Development and demonstration of end-to-end testing for intra-fraction motion-managed workflows.

Background: Intra-fraction motion management techniques, including beam gating and intra-fraction drift correction (IDC), have recently been introduced on the Unity MR-linac (Elekta AB, Stockholm, Sweden) to mitigate the dosimetric impact of motion during treatment. However, residual motion (e.g., within the gating window) still affects the delivered dose, causing deviations from the statically planned dose. Conventional end-to-end (E2E) testing does not incorporate such (known) motion, hampering evaluation of motion managed workflows.

Purpose: This study develops and demonstrates novel methods that incorporate known motion before treatment delivery. Using such a reference dose distribution allows for E2E testing of intra-fraction motion-managed workflows.

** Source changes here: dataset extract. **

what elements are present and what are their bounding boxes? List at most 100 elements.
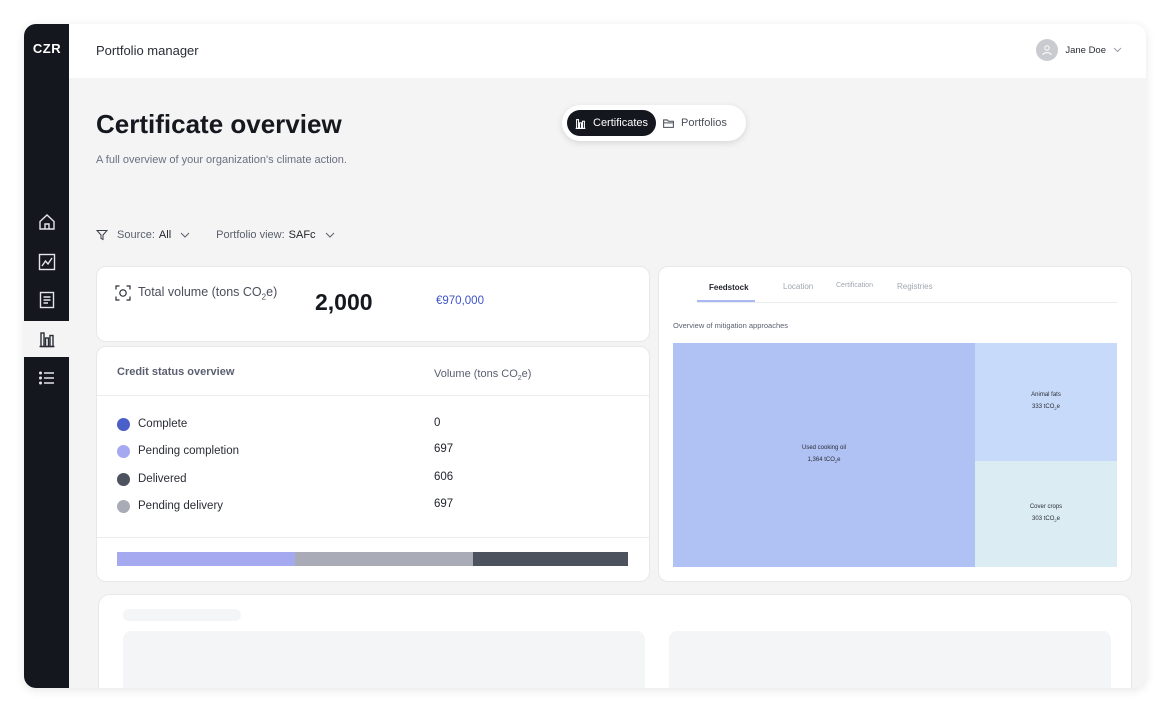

Methods: A novel approach was developed to assess the E2E accuracy for motion-managed delivery techniques by comparing the measured dose distribution to a reference dose distribution that incorporates the applied motion during the delivery. Two motion-included reference dose distributions were generated and evaluated: (1) A Priori Motion-Included (APriMI) dose distribution which uses the known (periodic) motion to estimate the influence of anatomical motion on the dose distribution, and incorporates this into a new dose distribution; and (2) the Posteriori Motion-Included (PostMI) dose distribution, which adds an external trigger to relate the beam-on/off time to the motion of the setup. This allows for evaluation of non-periodic motion, or a drift motion during IDC workflows. In addition to these, the conventionally used static treatment planning system (TPS) dose distribution was used as a reference dose distribution. Several scenarios were evaluated: static (no phantom motion), two unmanaged, and two motion-managed scenarios using the Comprehensive Motion Management (CMM) software (Elekta AB, Stockholm, Sweden) for gated and IDC workflows, with and linear drift motion patterns. All measurements were performed on a clinical Unity MR-linac equipped with CMM software, using film dosimeters for high spatial resolution dose distribution assessment. The geometric and dosimetric E2E accuracy of the workflow were evaluated for all scenarios.

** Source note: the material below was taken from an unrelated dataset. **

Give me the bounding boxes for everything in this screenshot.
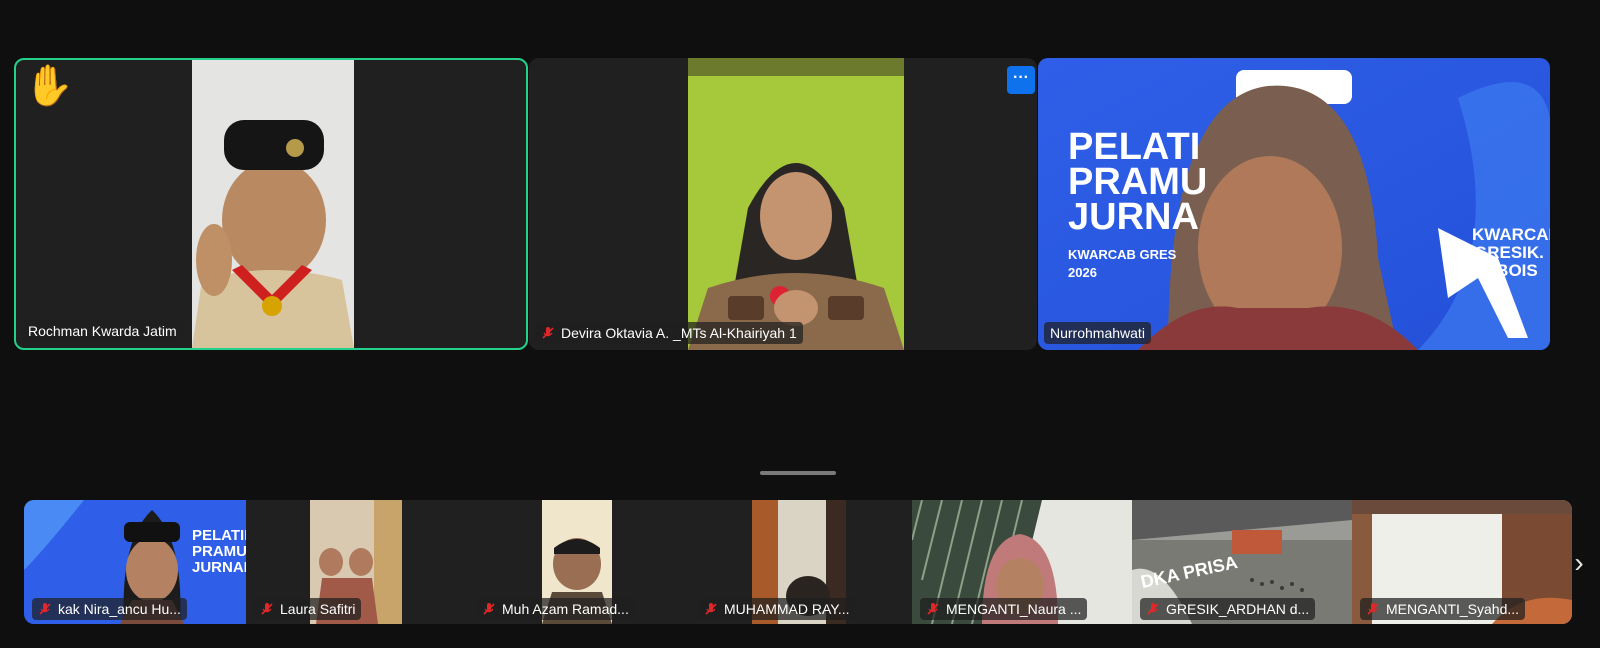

Results: First, the static benchmark scenario was evaluated and showed high agreement between the measured dose distribution and all reference dose distributions (i.e., static, APriMI, and PostMI). For the motion-included scenarios, excellent agreement was observed between the measured and calculated dose distributions in both unmanaged and managed cases when using either APriMI or PostMI. The largest geometric shift in the motion included scenarios was 0.3 mm, comparable to the static scenario. Dosimetric accuracy, evaluated using a global gamma index (2%/2 mm), exceeded 95.5%. As expected, larger deviations occurred when the static dose distribution was used as a reference, with geometric shifts up to 9.0 mm and gamma pass rates as low as 17.8%.

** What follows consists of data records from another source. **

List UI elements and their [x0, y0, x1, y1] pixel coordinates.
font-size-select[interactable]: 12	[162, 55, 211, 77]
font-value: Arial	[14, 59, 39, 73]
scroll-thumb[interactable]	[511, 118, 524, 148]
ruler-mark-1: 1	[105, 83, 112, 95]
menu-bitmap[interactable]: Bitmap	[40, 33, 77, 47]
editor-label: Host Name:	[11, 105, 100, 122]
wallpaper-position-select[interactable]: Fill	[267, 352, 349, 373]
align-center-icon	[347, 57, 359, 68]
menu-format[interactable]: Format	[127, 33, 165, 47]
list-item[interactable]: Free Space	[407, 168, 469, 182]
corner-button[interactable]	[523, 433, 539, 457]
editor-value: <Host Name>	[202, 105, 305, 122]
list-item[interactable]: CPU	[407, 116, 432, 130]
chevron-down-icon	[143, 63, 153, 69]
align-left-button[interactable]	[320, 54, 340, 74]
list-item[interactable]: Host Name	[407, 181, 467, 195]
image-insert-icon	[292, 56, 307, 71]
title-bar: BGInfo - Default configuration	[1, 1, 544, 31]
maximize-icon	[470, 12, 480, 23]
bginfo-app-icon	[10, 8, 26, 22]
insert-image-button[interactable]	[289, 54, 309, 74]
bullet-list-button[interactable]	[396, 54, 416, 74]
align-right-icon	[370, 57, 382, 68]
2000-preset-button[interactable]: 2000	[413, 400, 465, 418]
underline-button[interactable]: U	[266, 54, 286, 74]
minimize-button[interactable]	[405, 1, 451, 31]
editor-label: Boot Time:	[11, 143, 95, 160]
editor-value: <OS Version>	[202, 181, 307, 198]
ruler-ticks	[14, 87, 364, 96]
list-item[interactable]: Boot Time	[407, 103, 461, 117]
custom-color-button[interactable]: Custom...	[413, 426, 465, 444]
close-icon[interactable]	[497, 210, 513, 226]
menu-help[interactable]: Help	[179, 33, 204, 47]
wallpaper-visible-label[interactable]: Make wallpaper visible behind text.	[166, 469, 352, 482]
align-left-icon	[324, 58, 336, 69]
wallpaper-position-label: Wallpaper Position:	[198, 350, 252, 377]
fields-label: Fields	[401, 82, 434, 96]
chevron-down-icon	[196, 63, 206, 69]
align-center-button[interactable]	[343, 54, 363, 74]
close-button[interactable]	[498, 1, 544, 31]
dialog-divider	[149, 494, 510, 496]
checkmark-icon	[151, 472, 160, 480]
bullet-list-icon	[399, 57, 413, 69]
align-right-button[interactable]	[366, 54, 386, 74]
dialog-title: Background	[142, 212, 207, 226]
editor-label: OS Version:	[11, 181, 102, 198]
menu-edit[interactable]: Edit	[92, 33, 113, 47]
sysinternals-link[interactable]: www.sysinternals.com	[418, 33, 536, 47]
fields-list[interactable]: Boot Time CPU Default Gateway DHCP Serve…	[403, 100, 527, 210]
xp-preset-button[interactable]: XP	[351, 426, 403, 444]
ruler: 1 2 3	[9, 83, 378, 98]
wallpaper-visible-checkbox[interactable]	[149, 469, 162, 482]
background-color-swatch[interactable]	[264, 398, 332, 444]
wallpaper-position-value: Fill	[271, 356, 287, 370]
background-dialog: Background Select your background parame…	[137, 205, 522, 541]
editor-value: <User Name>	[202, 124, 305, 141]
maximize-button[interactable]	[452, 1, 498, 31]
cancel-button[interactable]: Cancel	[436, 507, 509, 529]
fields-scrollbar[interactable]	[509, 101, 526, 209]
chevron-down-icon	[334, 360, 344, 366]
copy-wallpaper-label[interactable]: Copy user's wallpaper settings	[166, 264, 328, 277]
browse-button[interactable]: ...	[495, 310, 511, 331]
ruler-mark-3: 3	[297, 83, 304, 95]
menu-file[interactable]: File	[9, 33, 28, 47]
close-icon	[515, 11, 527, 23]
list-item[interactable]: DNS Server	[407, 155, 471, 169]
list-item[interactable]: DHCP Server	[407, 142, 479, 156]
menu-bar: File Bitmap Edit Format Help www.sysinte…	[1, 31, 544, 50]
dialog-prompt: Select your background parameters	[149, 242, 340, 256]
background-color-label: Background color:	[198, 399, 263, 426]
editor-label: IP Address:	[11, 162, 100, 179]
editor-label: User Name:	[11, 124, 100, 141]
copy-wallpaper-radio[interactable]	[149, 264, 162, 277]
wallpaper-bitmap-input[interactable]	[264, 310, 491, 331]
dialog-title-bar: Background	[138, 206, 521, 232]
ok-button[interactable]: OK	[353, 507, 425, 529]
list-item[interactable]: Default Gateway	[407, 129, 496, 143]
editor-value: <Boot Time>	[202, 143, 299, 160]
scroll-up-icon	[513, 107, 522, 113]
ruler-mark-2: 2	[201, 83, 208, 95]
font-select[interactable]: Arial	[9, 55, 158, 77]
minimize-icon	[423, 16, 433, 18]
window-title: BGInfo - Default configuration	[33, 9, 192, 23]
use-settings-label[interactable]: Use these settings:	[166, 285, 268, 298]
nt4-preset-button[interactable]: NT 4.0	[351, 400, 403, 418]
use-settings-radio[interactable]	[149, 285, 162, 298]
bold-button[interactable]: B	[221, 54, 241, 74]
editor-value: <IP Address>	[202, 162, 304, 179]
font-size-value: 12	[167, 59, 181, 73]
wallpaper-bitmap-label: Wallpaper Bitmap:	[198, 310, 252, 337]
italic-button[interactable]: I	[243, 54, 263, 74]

Conclusions: E2E testing of intra-fraction motion-managed workflows is possible using APriMI and PostMI dose distributions. Strong agreement was observed with these motion-included distributions, while larger deviations were seen with the static dose distribution. These findings highlight the need for reference dose files that account for actual motion in the measurement setup to assess E2E accuracy of motion-included workflows.